By William Shakespeare
Directed by Michael Boyd
Venue: Courtyard Theatre
Date: Thursday 1st July 2010
This has really come on. Darrell D’Silva now has both hands working fully, and with the extra experience his performance as Antony shows much greater assurance and authority. He’s the passionate military man, loving life to the full, and with admirable qualities which inspire devotion in his men. However, he isn’t as politically astute as either Cleopatra or Caesar, and that, rather than his infatuation with Cleopatra, seems to be the root of his downfall in this production.

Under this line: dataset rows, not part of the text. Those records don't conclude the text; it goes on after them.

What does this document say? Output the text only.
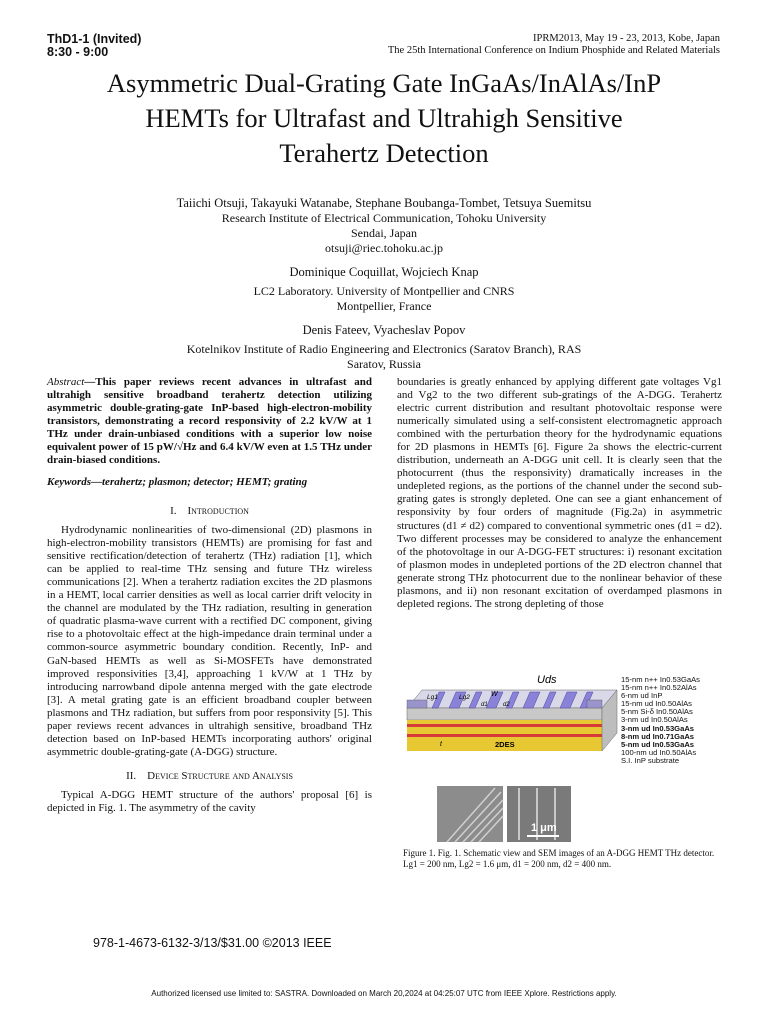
ThD1-1 (Invited)
8:30 - 9:00
IPRM2013, May 19 - 23, 2013, Kobe, Japan
The 25th International Conference on Indium Phosphide and Related Materials
Asymmetric Dual-Grating Gate InGaAs/InAlAs/InP
HEMTs for Ultrafast and Ultrahigh Sensitive
Terahertz Detection
Taiichi Otsuji, Takayuki Watanabe, Stephane Boubanga-Tombet, Tetsuya Suemitsu
Research Institute of Electrical Communication, Tohoku University
Sendai, Japan
otsuji@riec.tohoku.ac.jp
Dominique Coquillat, Wojciech Knap
LC2 Laboratory. University of Montpellier and CNRS
Montpellier, France
Denis Fateev, Vyacheslav Popov
Kotelnikov Institute of Radio Engineering and Electronics (Saratov Branch), RAS
Saratov, Russia
Abstract—This paper reviews recent advances in ultrafast and ultrahigh sensitive broadband terahertz detection utilizing asymmetric double-grating-gate InP-based high-electron-mobility transistors, demonstrating a record responsivity of 2.2 kV/W at 1 THz under drain-unbiased conditions with a superior low noise equivalent power of 15 pW/√Hz and 6.4 kV/W even at 1.5 THz under drain-biased conditions.
Keywords—terahertz; plasmon; detector; HEMT; grating
I. Introduction

Hydrodynamic nonlinearities of two-dimensional (2D) plasmons in high-electron-mobility transistors (HEMTs) are promising for fast and sensitive rectification/detection of terahertz (THz) radiation [1], which can be applied to real-time THz sensing and future THz wireless communications [2]. When a terahertz radiation excites the 2D plasmons in a HEMT, local carrier densities as well as local carrier drift velocity in the channel are modulated by the THz radiation, resulting in generation of quadratic plasma-wave current with a rectified DC component, giving rise to a photovoltaic effect at the high-impedance drain terminal under a common-source asymmetric boundary condition. Recently, InP- and GaN-based HEMTs as well as Si-MOSFETs have demonstrated improved responsivities [3,4], approaching 1 kV/W at 1 THz by introducing narrowband dipole antenna merged with the gate electrode [3]. A metal grating gate is an efficient broadband coupler between plasmons and THz radiation, but suffers from poor responsivity [5]. This paper reviews recent advances in ultrahigh sensitive, broadband THz detection based on InP-based HEMTs incorporating authors' original asymmetric double-grating-gate (A-DGG) structure.

II. Device Structure and Analysis

Typical A-DGG HEMT structure of the authors' proposal [6] is depicted in Fig. 1. The asymmetry of the cavity

boundaries is greatly enhanced by applying different gate voltages Vg1 and Vg2 to the two different sub-gratings of the A-DGG. Terahertz electric current distribution and resultant photovoltaic response were numerically simulated using a self-consistent electromagnetic approach combined with the perturbation theory for the hydrodynamic equations for 2D plasmons in HEMTs [6]. Figure 2a shows the electric-current distribution, underneath an A-DGG unit cell. It is clearly seen that the photocurrent (thus the responsivity) dramatically increases in the undepleted regions, as the portions of the channel under the second sub-grating gates is strongly depleted. One can see a giant enhancement of responsivity by four orders of magnitude (Fig.2a) in asymmetric structures (d1 ≠ d2) compared to conventional symmetric ones (d1 = d2). Two different processes may be considered to analyze the enhancement of the photovoltage in our A-DGG-FET structures: i) resonant excitation of plasmon modes in undepleted portions of the 2D electron channel that generate strong THz photocurrent due to the nonlinear behavior of these plasmons, and ii) non resonant excitation of overdamped plasmons in depleted regions. The strong depleting of those

Uds
Lg1	Lg2	W
d1	d2
t	2DES
1 μm
15-nm n++ In0.53GaAs
15-nm n++ In0.52AlAs
6-nm ud InP
15-nm ud In0.50AlAs
5-nm Si-δ In0.50AlAs
3-nm ud In0.50AlAs
3-nm ud In0.53GaAs
8-nm ud In0.71GaAs
5-nm ud In0.53GaAs
100-nm ud In0.50AlAs
S.I. InP substrate
Figure 1. Fig. 1. Schematic view and SEM images of an A-DGG HEMT THz detector. Lg1 = 200 nm, Lg2 = 1.6 μm, d1 = 200 nm, d2 = 400 nm.
978-1-4673-6132-3/13/$31.00 ©2013 IEEE
Authorized licensed use limited to: SASTRA. Downloaded on March 20,2024 at 04:25:07 UTC from IEEE Xplore. Restrictions apply.
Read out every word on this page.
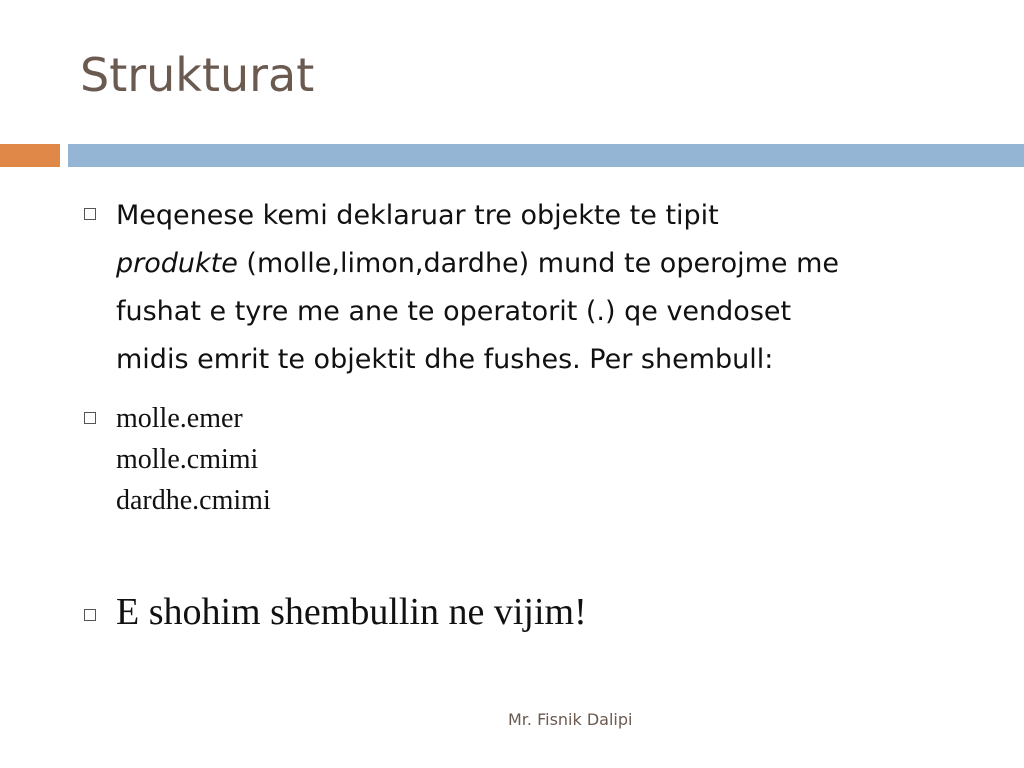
Strukturat
Meqenese kemi deklaruar tre objekte te tipit
produkte (molle,limon,dardhe) mund te operojme me
fushat e tyre me ane te operatorit (.) qe vendoset
midis emrit te objektit dhe fushes. Per shembull:
molle.emer
molle.cmimi
dardhe.cmimi
E shohim shembullin ne vijim!
Mr. Fisnik Dalipi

John Mackay’s Caesar is even more the politician. He’s always in his suit this time – I think he wore fatigues during the battles last time – and the subtle suggestion that Caesar himself is making the marriage proposal via Agrippa, which we picked up on in the understudies run, has developed into a full-blown political manoeuvre now, with Caesar clearly tipping the wink to Agrippa while declaring, in all pretend innocence, that ‘if I knew of….’. As we were sitting by the walkway tonight, I could see the smirk on Caesar’s face as he left the meeting, together with an expression of relief – he seemed to think that bringing Antony into the family would solve a lot of problems.
I mean no disrespect when I say that Kathryn Hunter was just as good as Cleopatra. It’s a measure of her acting skills that her performance back in April was much more developed, so there were fewer obvious changes tonight, although with the stronger output all round, she had more to play against. I know there are murmurings about the ‘courageous’ casting decisions for this production, but personally speaking, both Steve and I find this portrayal believable and powerful. So there.
Some bits I hadn’t noted before: the blue sheet before the first sea battle was pulled out through the doors, while the overhanging blue sheet was pulled back after the battle. The play started with Cleopatra kneeling centre stage, declaiming a couple of lines. Antony joined her, and while they were in a serious clinch, the two Romans entered to speak the opening lines proper.